Partenariat public-privé : l’État vache à lait des groupes capitalistes

10 Janvier 2018

La Cour des comptes vient de dénoncer le coût considérable des partenariats public-privé (PPP) dans la construction de prisons ou de palais de justice.

Le système est simple : l’État, une collectivité locale ou un établissement public (SNCF, Pôle emploi, etc.) cède à un groupe du bâtiment, du transport, de l’énergie, la construction, la gestion et l’entretien d’un équipement assurant un service public et s’engage à lui verser un loyer, parfois pour plusieurs décennies

Stades, écoles, hôpitaux, prisons, palais de justice, lignes LGV, tout est bon aux groupes du BTP pour soutirer ainsi le maximum d’argent public. Entre 2004 et 2015, plus de 540 partenariats de ce type auraient vu le jour, permettant à Bouygues, Eiffage ou Vinci d’engranger de copieux bénéfices.

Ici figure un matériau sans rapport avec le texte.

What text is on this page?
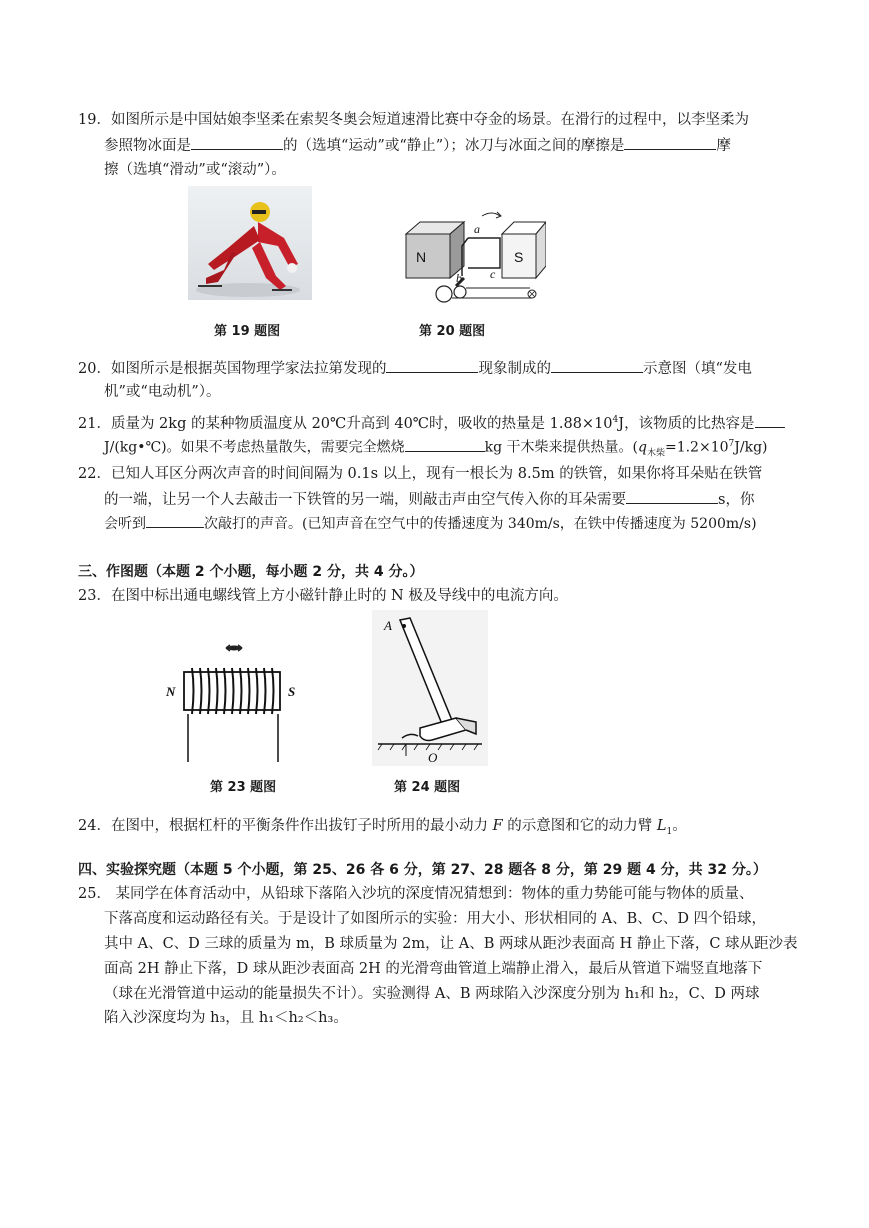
19．如图所示是中国姑娘李坚柔在索契冬奥会短道速滑比赛中夺金的场景。在滑行的过程中，以李坚柔为
参照物冰面是	的（选填“运动”或“静止”）；冰刀与冰面之间的摩擦是	摩
擦（选填“滑动”或“滚动”）。
第 19 题图
N	S
a
b c
第 20 题图
20．如图所示是根据英国物理学家法拉第发现的	现象制成的	示意图（填“发电
机”或“电动机”）。
21．质量为 2kg 的某种物质温度从 20℃升高到 40℃时，吸收的热量是 $1.88\times 10^4J$，该物质的比热容是
J/(kg•℃)。如果不考虑热量散失，需要完全燃烧	kg 干木柴来提供热量。$(q_{木柴}=1.2\times 10^7J/kg)$
22．已知人耳区分两次声音的时间间隔为 0.1s 以上，现有一根长为 8.5m 的铁管，如果你将耳朵贴在铁管
的一端，让另一个人去敲击一下铁管的另一端，则敲击声由空气传入你的耳朵需要	s，你
会听到	次敲打的声音。(已知声音在空气中的传播速度为 340m/s，在铁中传播速度为 5200m/s)
三、作图题（本题 2 个小题，每小题 2 分，共 4 分。）
23．在图中标出通电螺线管上方小磁针静止时的 N 极及导线中的电流方向。
N	S
第 23 题图
A
O
第 24 题图
24．在图中，根据杠杆的平衡条件作出拔钉子时所用的最小动力 F 的示意图和它的动力臂 $L_1$。
四、实验探究题（本题 5 个小题，第 25、26 各 6 分，第 27、28 题各 8 分，第 29 题 4 分，共 32 分。）
25． 某同学在体育活动中，从铅球下落陷入沙坑的深度情况猜想到：物体的重力势能可能与物体的质量、
下落高度和运动路径有关。于是设计了如图所示的实验：用大小、形状相同的 A、B、C、D 四个铅球，
其中 A、C、D 三球的质量为 m，B 球质量为 2m，让 A、B 两球从距沙表面高 H 静止下落，C 球从距沙表
面高 2H 静止下落，D 球从距沙表面高 2H 的光滑弯曲管道上端静止滑入，最后从管道下端竖直地落下
（球在光滑管道中运动的能量损失不计）。实验测得 A、B 两球陷入沙深度分别为 h₁和 h₂，C、D 两球
陷入沙深度均为 h₃，且 h₁＜h₂＜h₃。
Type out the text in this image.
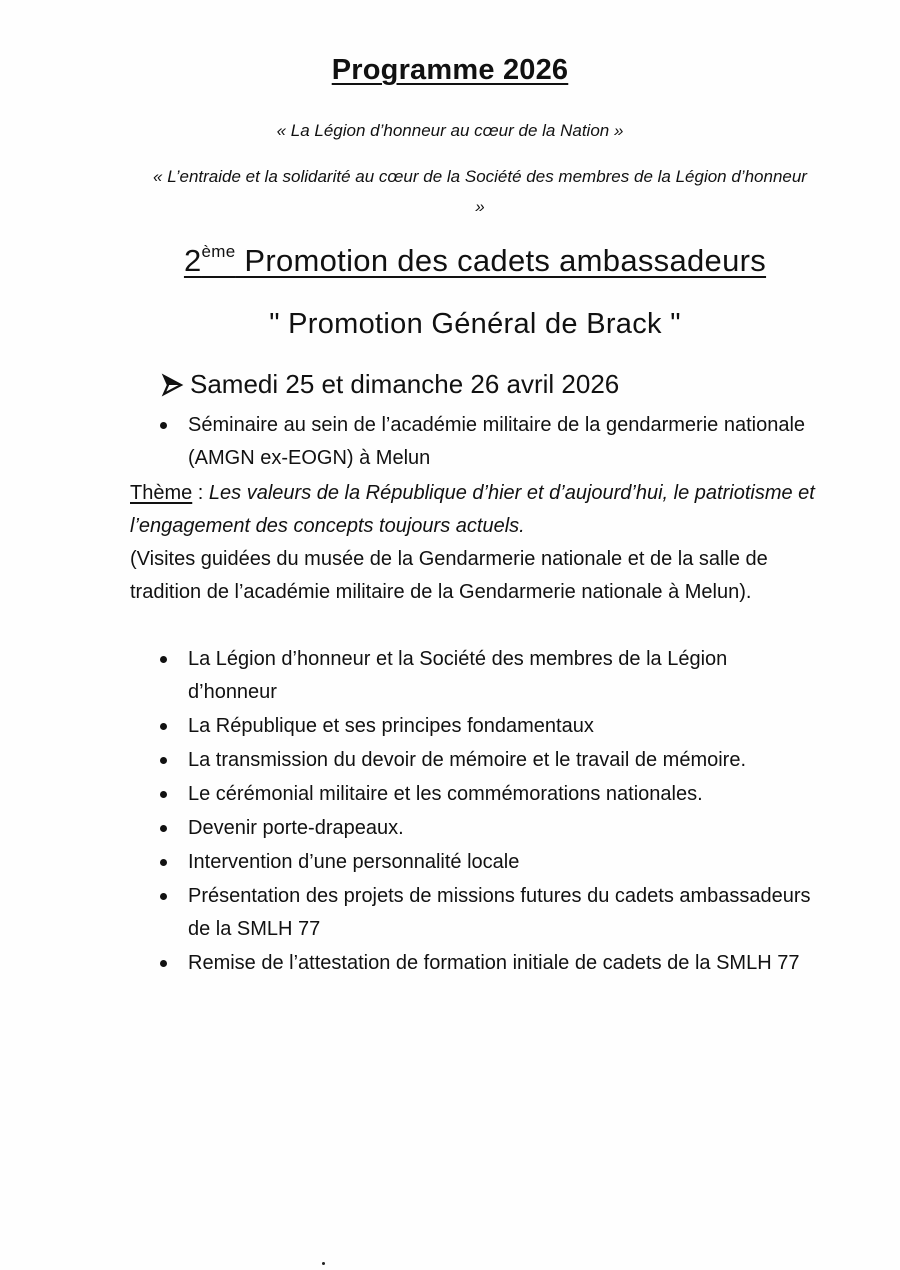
Programme 2026
« La Légion d’honneur au cœur de la Nation »
« L’entraide et la solidarité au cœur de la Société des membres de la Légion d’honneur »
2ème Promotion des cadets ambassadeurs
" Promotion Général de Brack "
Samedi 25 et dimanche 26 avril 2026
Séminaire au sein de l’académie militaire de la gendarmerie nationale (AMGN ex-EOGN) à Melun
Thème : Les valeurs de la République d’hier et d’aujourd’hui, le patriotisme et l’engagement des concepts toujours actuels.
(Visites guidées du musée de la Gendarmerie nationale et de la salle de tradition de l’académie militaire de la Gendarmerie nationale à Melun).
La Légion d’honneur et la Société des membres de la Légion d’honneur
La République et ses principes fondamentaux
La transmission du devoir de mémoire et le travail de mémoire.
Le cérémonial militaire et les commémorations nationales.
Devenir porte-drapeaux.
Intervention d’une personnalité locale
Présentation des projets de missions futures du cadets ambassadeurs de la SMLH 77
Remise de l’attestation de formation initiale de cadets de la SMLH 77
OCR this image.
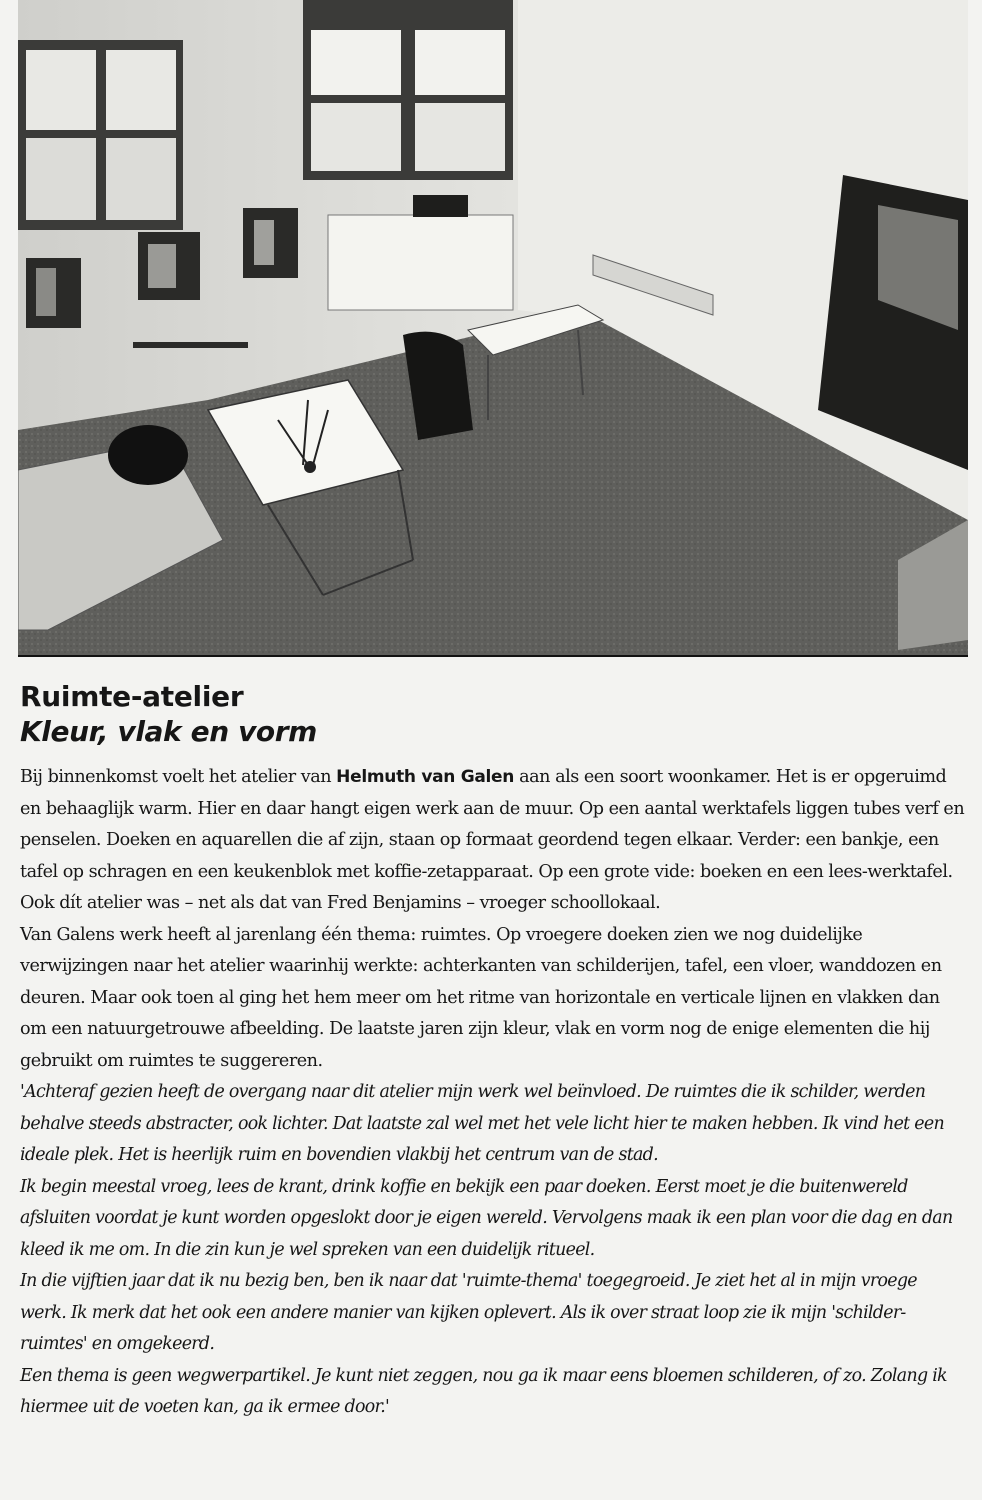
Ruimte-atelier
Kleur, vlak en vorm

Bij binnenkomst voelt het atelier van Helmuth van Galen aan als een soort woonkamer. Het is er opgeruimd en behaaglijk warm. Hier en daar hangt eigen werk aan de muur. Op een aantal werktafels liggen tubes verf en penselen. Doeken en aquarellen die af zijn, staan op formaat geordend tegen elkaar. Verder: een bankje, een tafel op schragen en een keukenblok met koffie-zetapparaat. Op een grote vide: boeken en een lees-werktafel. Ook dít atelier was – net als dat van Fred Benjamins – vroeger schoollokaal.

Van Galens werk heeft al jarenlang één thema: ruimtes. Op vroegere doeken zien we nog duidelijke verwijzingen naar het atelier waarinhij werkte: achterkanten van schilderijen, tafel, een vloer, wanddozen en deuren. Maar ook toen al ging het hem meer om het ritme van horizontale en verticale lijnen en vlakken dan om een natuurgetrouwe afbeelding. De laatste jaren zijn kleur, vlak en vorm nog de enige elementen die hij gebruikt om ruimtes te suggereren.

'Achteraf gezien heeft de overgang naar dit atelier mijn werk wel beïnvloed. De ruimtes die ik schilder, werden behalve steeds abstracter, ook lichter. Dat laatste zal wel met het vele licht hier te maken hebben. Ik vind het een ideale plek. Het is heerlijk ruim en bovendien vlakbij het centrum van de stad.

Ik begin meestal vroeg, lees de krant, drink koffie en bekijk een paar doeken. Eerst moet je die buitenwereld afsluiten voordat je kunt worden opgeslokt door je eigen wereld. Vervolgens maak ik een plan voor die dag en dan kleed ik me om. In die zin kun je wel spreken van een duidelijk ritueel.

In die vijftien jaar dat ik nu bezig ben, ben ik naar dat 'ruimte-thema' toegegroeid. Je ziet het al in mijn vroege werk. Ik merk dat het ook een andere manier van kijken oplevert. Als ik over straat loop zie ik mijn 'schilder-ruimtes' en omgekeerd.

Een thema is geen wegwerpartikel. Je kunt niet zeggen, nou ga ik maar eens bloemen schilderen, of zo. Zolang ik hiermee uit de voeten kan, ga ik ermee door.'
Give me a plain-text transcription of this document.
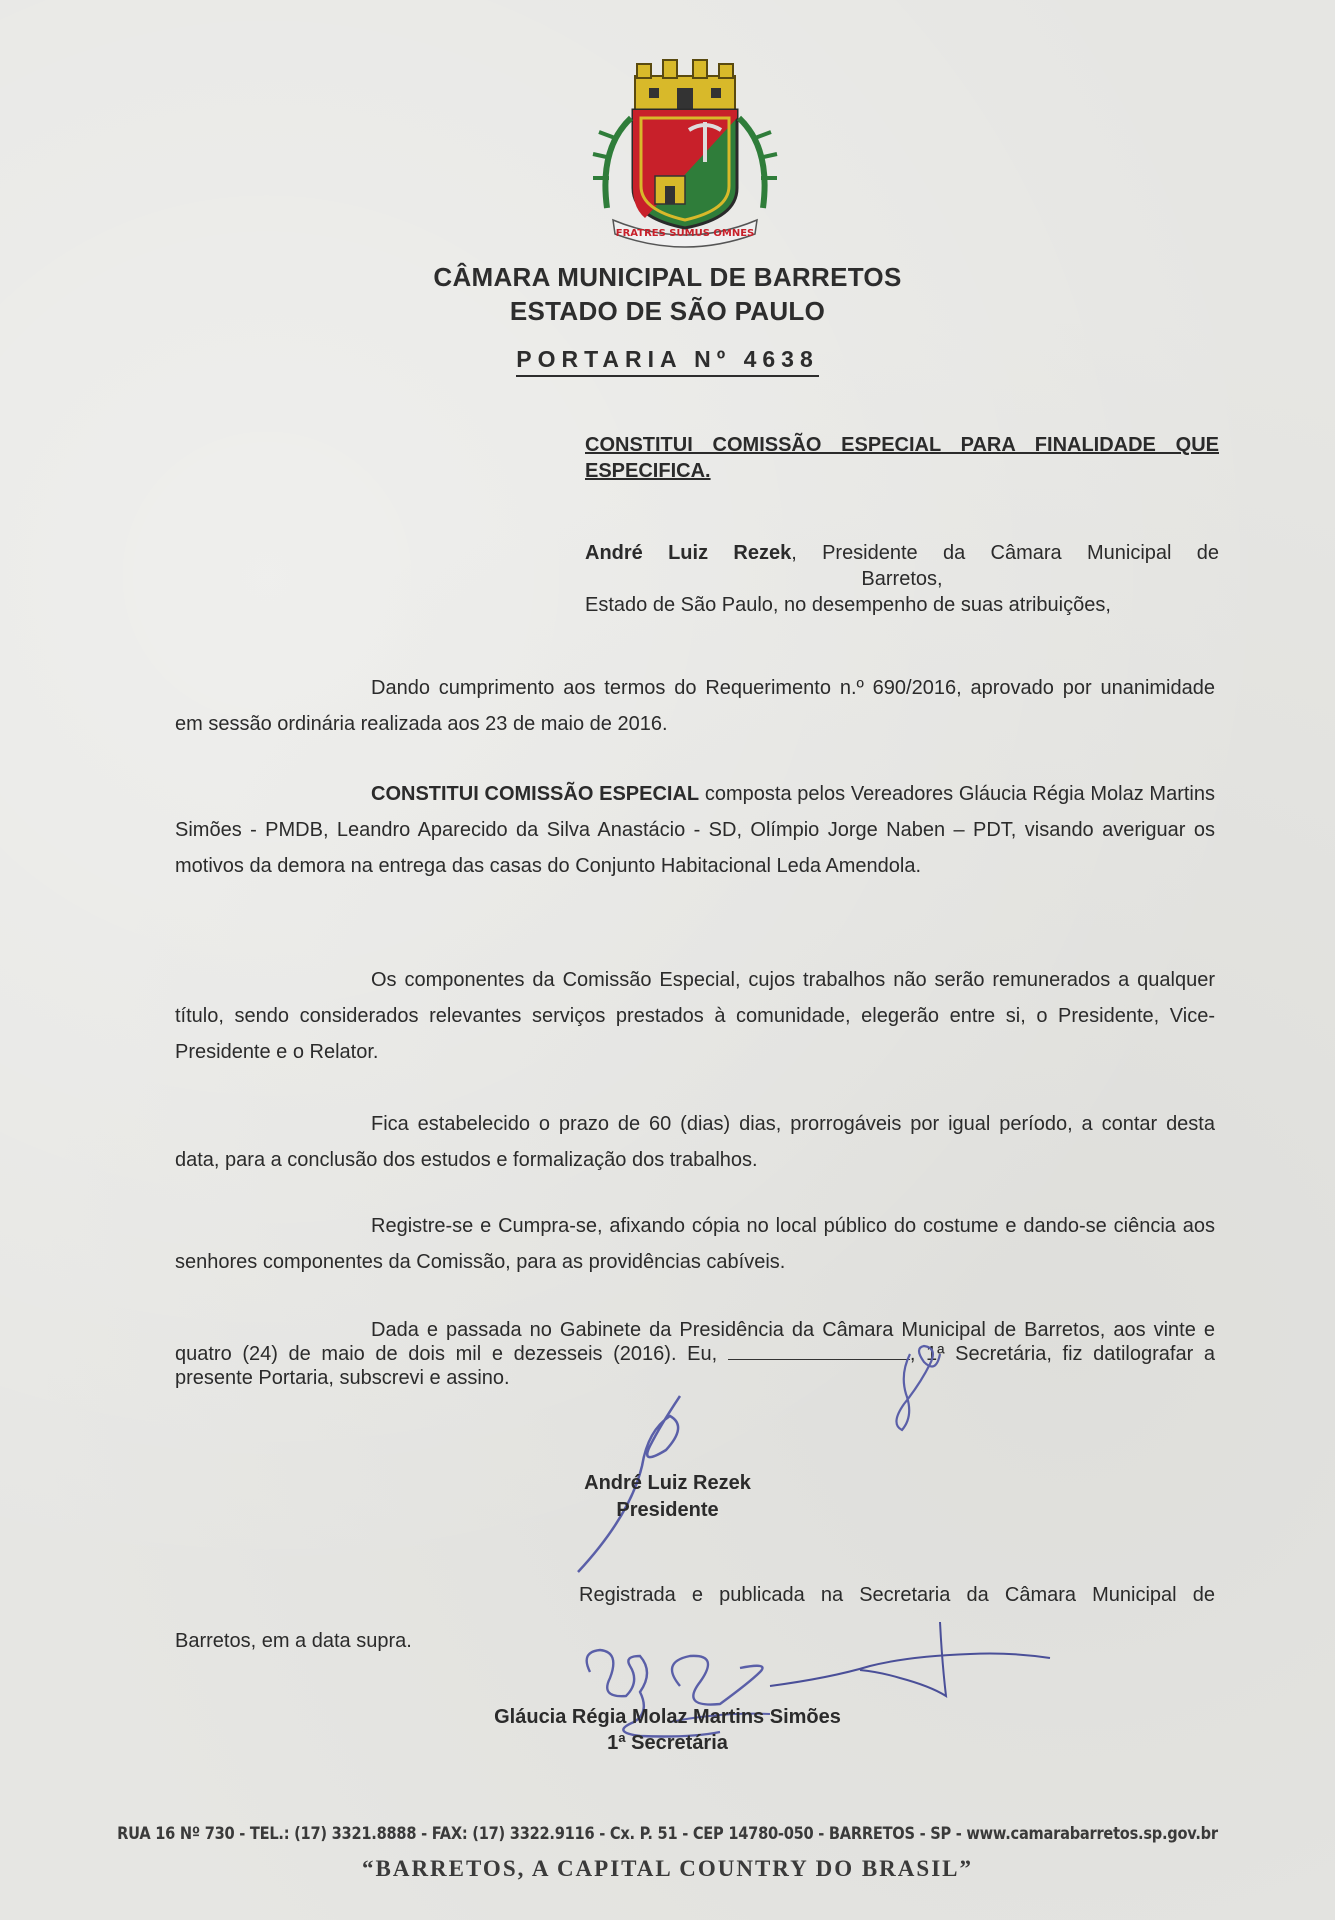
FRATRES SUMUS OMNES
CÂMARA MUNICIPAL DE BARRETOS
ESTADO DE SÃO PAULO
PORTARIA Nº 4638
CONSTITUI COMISSÃO ESPECIAL PARA FINALIDADE QUE ESPECIFICA.
André Luiz Rezek, Presidente da Câmara Municipal de
Barretos,
Estado de São Paulo, no desempenho de suas atribuições,
Dando cumprimento aos termos do Requerimento n.º 690/2016, aprovado por unanimidade em sessão ordinária realizada aos 23 de maio de 2016.
CONSTITUI COMISSÃO ESPECIAL composta pelos Vereadores Gláucia Régia Molaz Martins Simões - PMDB, Leandro Aparecido da Silva Anastácio - SD, Olímpio Jorge Naben – PDT, visando averiguar os motivos da demora na entrega das casas do Conjunto Habitacional Leda Amendola.
Os componentes da Comissão Especial, cujos trabalhos não serão remunerados a qualquer título, sendo considerados relevantes serviços prestados à comunidade, elegerão entre si, o Presidente, Vice-Presidente e o Relator.
Fica estabelecido o prazo de 60 (dias) dias, prorrogáveis por igual período, a contar desta data, para a conclusão dos estudos e formalização dos trabalhos.
Registre-se e Cumpra-se, afixando cópia no local público do costume e dando-se ciência aos senhores componentes da Comissão, para as providências cabíveis.
Dada e passada no Gabinete da Presidência da Câmara Municipal de Barretos, aos vinte e quatro (24) de maio de dois mil e dezesseis (2016). Eu,	, 1ª Secretária, fiz datilografar a presente Portaria, subscrevi e assino.
André Luiz Rezek
Presidente
Registrada e publicada na Secretaria da Câmara Municipal de Barretos, em a data supra.
Gláucia Régia Molaz Martins Simões
1ª Secretária
RUA 16 Nº 730 - TEL.: (17) 3321.8888 - FAX: (17) 3322.9116 - Cx. P. 51 - CEP 14780-050 - BARRETOS - SP - www.camarabarretos.sp.gov.br
“BARRETOS, A CAPITAL COUNTRY DO BRASIL”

Car, évidemment, les loyers demandés sont toujours faramineux. Pour les seuls tribunaux de grande instance de Paris et Caen, l’État doit verser 90 millions d’euros par an à Bouygues et Vinci, soit 10 % des dépenses immobilières totales du ministère de la Justice ! Dans le même ordre d’idée, il doit payer un loyer de 130 millions d’euros par an pendant 27 ans à Bouygues pour le nouveau « Pentagone à la française » regroupant les états-majors des armées. En résiliant son contrat avec Eiffage en 2014, le Centre hospitalier sud-francilien a, lui, économisé près de 50 % sur le fonctionnement et la maintenance.

Un autre exemple est la ligne Tours-Bordeaux, qui prolonge le TGV Paris-Tours, inaugurée en juin. Le consortium piloté par Vinci qui l’a construit en est propriétaire pendant 50 ans. Il fait payer un péage à la SNCF à chaque passage d’un train, entraînant pour celle-ci un déficit de 90 millions d’euros dès 2017 sur cette ligne. Il va se creuser car les péages vont augmenter les années suivantes. Cher pour la SNCF, ce TGV sera un pactole pour Vinci !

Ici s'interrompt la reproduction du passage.